From the very onset of the COVID-19 pandemic, there have been burning questions about the situation. From questions about the use of authority to cull the illness, to whether or not China is hiding an ugly truth, doubt has been accompanying the coronavirus crises every step of the way.
Now, even as we emerge from the pandemic into something somewhat resembling normalcy, we find that even our doctors and medical experts are a little confused, particularly after it became known that those who’ve received a COVID-19 booster shot are more likely to get the illness.
Since late February, Americans who have gotten a booster shot appear to be testing positive for COVID-19 more often than those vaccinated without the extra shot, according to Centers for Disease Control and Prevention data.
This is based on numbers up until the week of April 23, which is the most recently released CDC data comparing case rates of those boosted, vaccinated and unvaccinated against the coronavirus. Ultimately, the numbers, which are updated monthly, showed those unvaccinated had the highest case rates overall.

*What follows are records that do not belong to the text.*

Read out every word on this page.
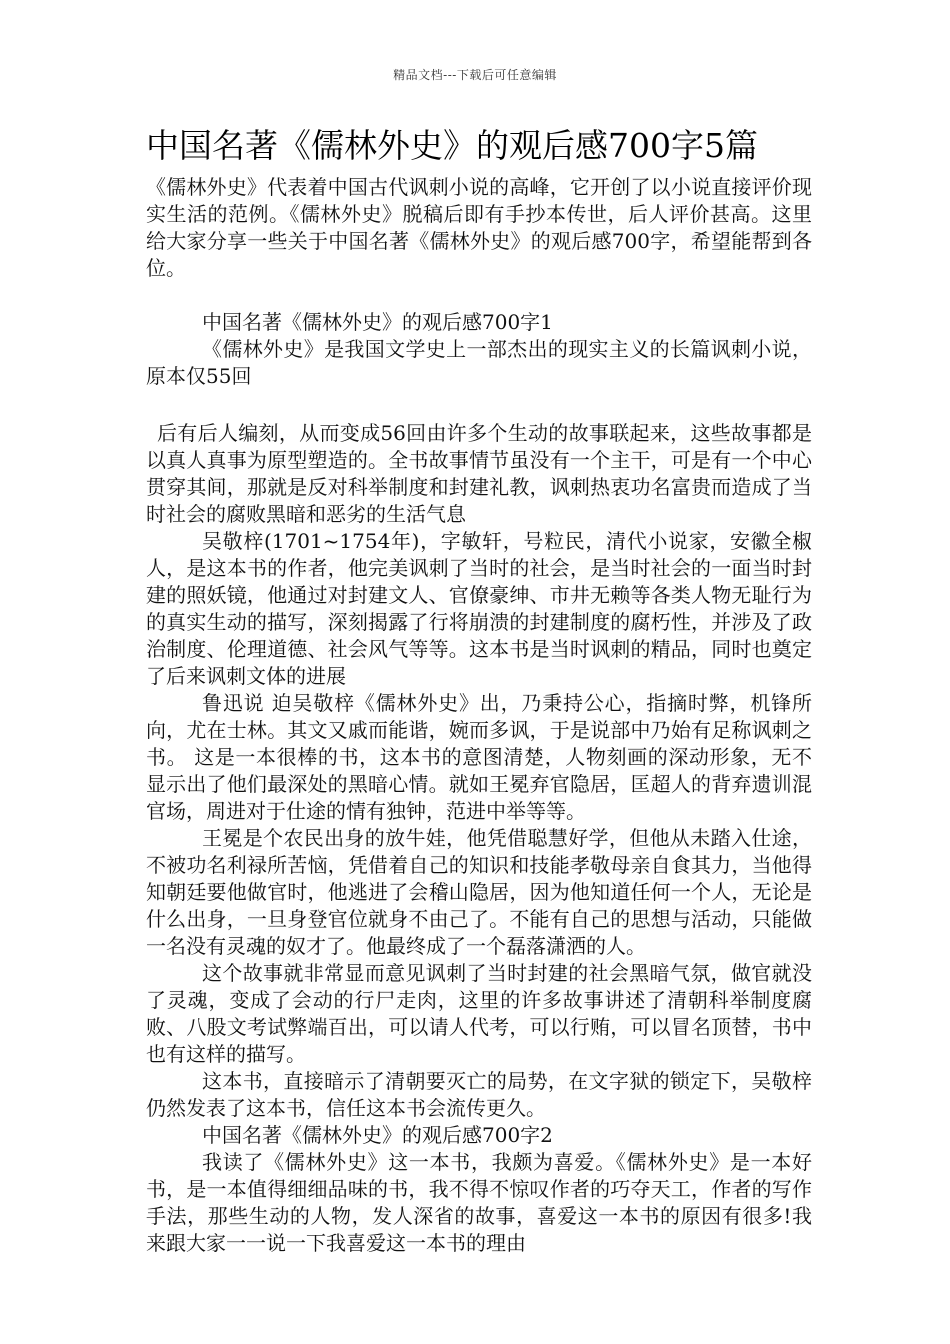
精品文档---下载后可任意编辑
中国名著《儒林外史》的观后感700字5篇

《儒林外史》代表着中国古代讽刺小说的高峰，它开创了以小说直接评价现实生活的范例。《儒林外史》脱稿后即有手抄本传世，后人评价甚高。这里给大家分享一些关于中国名著《儒林外史》的观后感700字，希望能帮到各位。

中国名著《儒林外史》的观后感700字1

《儒林外史》是我国文学史上一部杰出的现实主义的长篇讽刺小说，原本仅55回

后有后人编刻，从而变成56回由许多个生动的故事联起来，这些故事都是以真人真事为原型塑造的。全书故事情节虽没有一个主干，可是有一个中心贯穿其间，那就是反对科举制度和封建礼教，讽刺热衷功名富贵而造成了当时社会的腐败黑暗和恶劣的生活气息

吴敬梓(1701~1754年)，字敏轩，号粒民，清代小说家，安徽全椒人，是这本书的作者，他完美讽刺了当时的社会，是当时社会的一面当时封建的照妖镜，他通过对封建文人、官僚豪绅、市井无赖等各类人物无耻行为的真实生动的描写，深刻揭露了行将崩溃的封建制度的腐朽性，并涉及了政治制度、伦理道德、社会风气等等。这本书是当时讽刺的精品，同时也奠定了后来讽刺文体的进展

鲁迅说 迫吴敬梓《儒林外史》出，乃秉持公心，指摘时弊，机锋所向，尤在士林。其文又戚而能谐，婉而多讽，于是说部中乃始有足称讽刺之书。 这是一本很棒的书，这本书的意图清楚，人物刻画的深动形象，无不显示出了他们最深处的黑暗心情。就如王冕弃官隐居，匡超人的背弃遗训混官场，周进对于仕途的情有独钟，范进中举等等。

王冕是个农民出身的放牛娃，他凭借聪慧好学，但他从未踏入仕途，不被功名利禄所苦恼，凭借着自己的知识和技能孝敬母亲自食其力，当他得知朝廷要他做官时，他逃进了会稽山隐居，因为他知道任何一个人，无论是什么出身，一旦身登官位就身不由己了。不能有自己的思想与活动，只能做一名没有灵魂的奴才了。他最终成了一个磊落潇洒的人。

这个故事就非常显而意见讽刺了当时封建的社会黑暗气氛，做官就没了灵魂，变成了会动的行尸走肉，这里的许多故事讲述了清朝科举制度腐败、八股文考试弊端百出，可以请人代考，可以行贿，可以冒名顶替，书中也有这样的描写。

这本书，直接暗示了清朝要灭亡的局势，在文字狱的锁定下，吴敬梓仍然发表了这本书，信任这本书会流传更久。

中国名著《儒林外史》的观后感700字2

我读了《儒林外史》这一本书，我颇为喜爱。《儒林外史》是一本好书，是一本值得细细品味的书，我不得不惊叹作者的巧夺天工，作者的写作手法，那些生动的人物，发人深省的故事，喜爱这一本书的原因有很多!我来跟大家一一说一下我喜爱这一本书的理由
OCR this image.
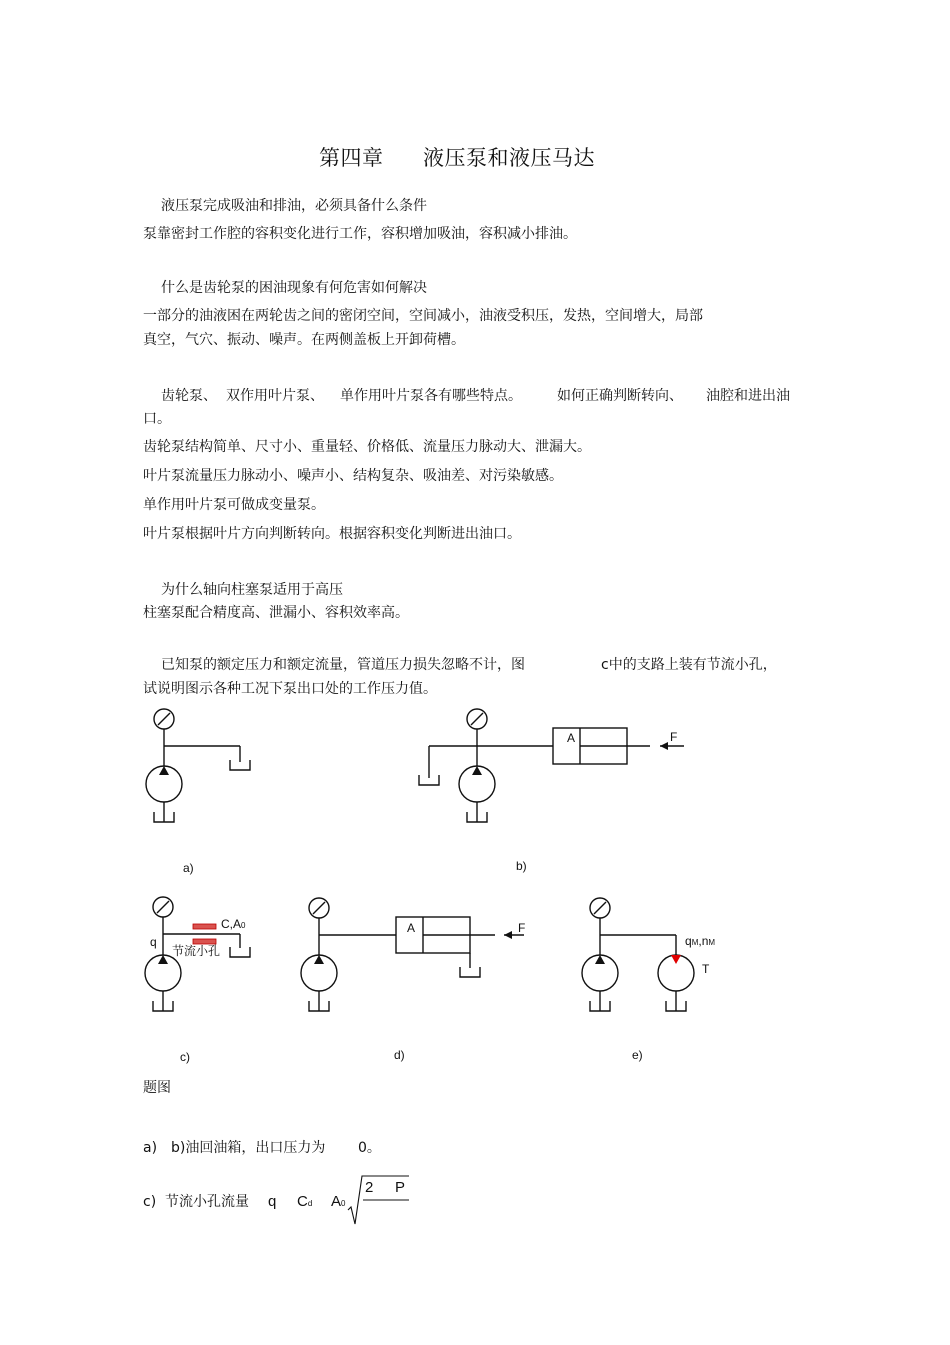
第四章 液压泵和液压马达
液压泵完成吸油和排油，必须具备什么条件
泵靠密封工作腔的容积变化进行工作，容积增加吸油，容积减小排油。
什么是齿轮泵的困油现象有何危害如何解决
一部分的油液困在两轮齿之间的密闭空间，空间减小，油液受积压，发热，空间增大，局部
真空，气穴、振动、噪声。在两侧盖板上开卸荷槽。
齿轮泵、 双作用叶片泵、 单作用叶片泵各有哪些特点。	如何正确判断转向、 油腔和进出油
口。
齿轮泵结构简单、尺寸小、重量轻、价格低、流量压力脉动大、泄漏大。
叶片泵流量压力脉动小、噪声小、结构复杂、吸油差、对污染敏感。
单作用叶片泵可做成变量泵。
叶片泵根据叶片方向判断转向。根据容积变化判断进出油口。
为什么轴向柱塞泵适用于高压
柱塞泵配合精度高、泄漏小、容积效率高。
已知泵的额定压力和额定流量，管道压力损失忽略不计，图	c中的支路上装有节流小孔，
试说明图示各种工况下泵出口处的工作压力值。
A	F
a)	b)
C,A0
q
节流小孔
A	F
qM,nM
T
c)	d)	e)
题图
a) b)油回油箱，出口压力为 0。
c) 节流小孔流量 q Cd A0
2 P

Meanwhile, about 119 out of 100,000 boosted individuals tested positive for COVID-19 during the week of April 23, according to CDC data. In comparison, 56 out of 100,000 individuals vaccinated with only a primary series tested positive.
Medical experts are simply stunned.
Dr. Sheela Shenoi, an infectious disease doctor and assistant professor at Yale School of Medicine, told McClatchy News over the phone that “there’s no biological reason that people who have had (the vaccine) and boosters are going to be at increased risk for COVID.”
“These numbers are not telling us the whole truth,” Shenoi said.
And that’s not all:
The CDC wrote in a summary accompanying its data that “several factors likely affect crude case rates” and this makes “interpretation of recent trends difficult.”
Some have suggested that the issue is merely one of mathematics, with home testing kits now skewing the numbers, but for others this is yet another mystery surrounding this once-in-a-lifetime plague.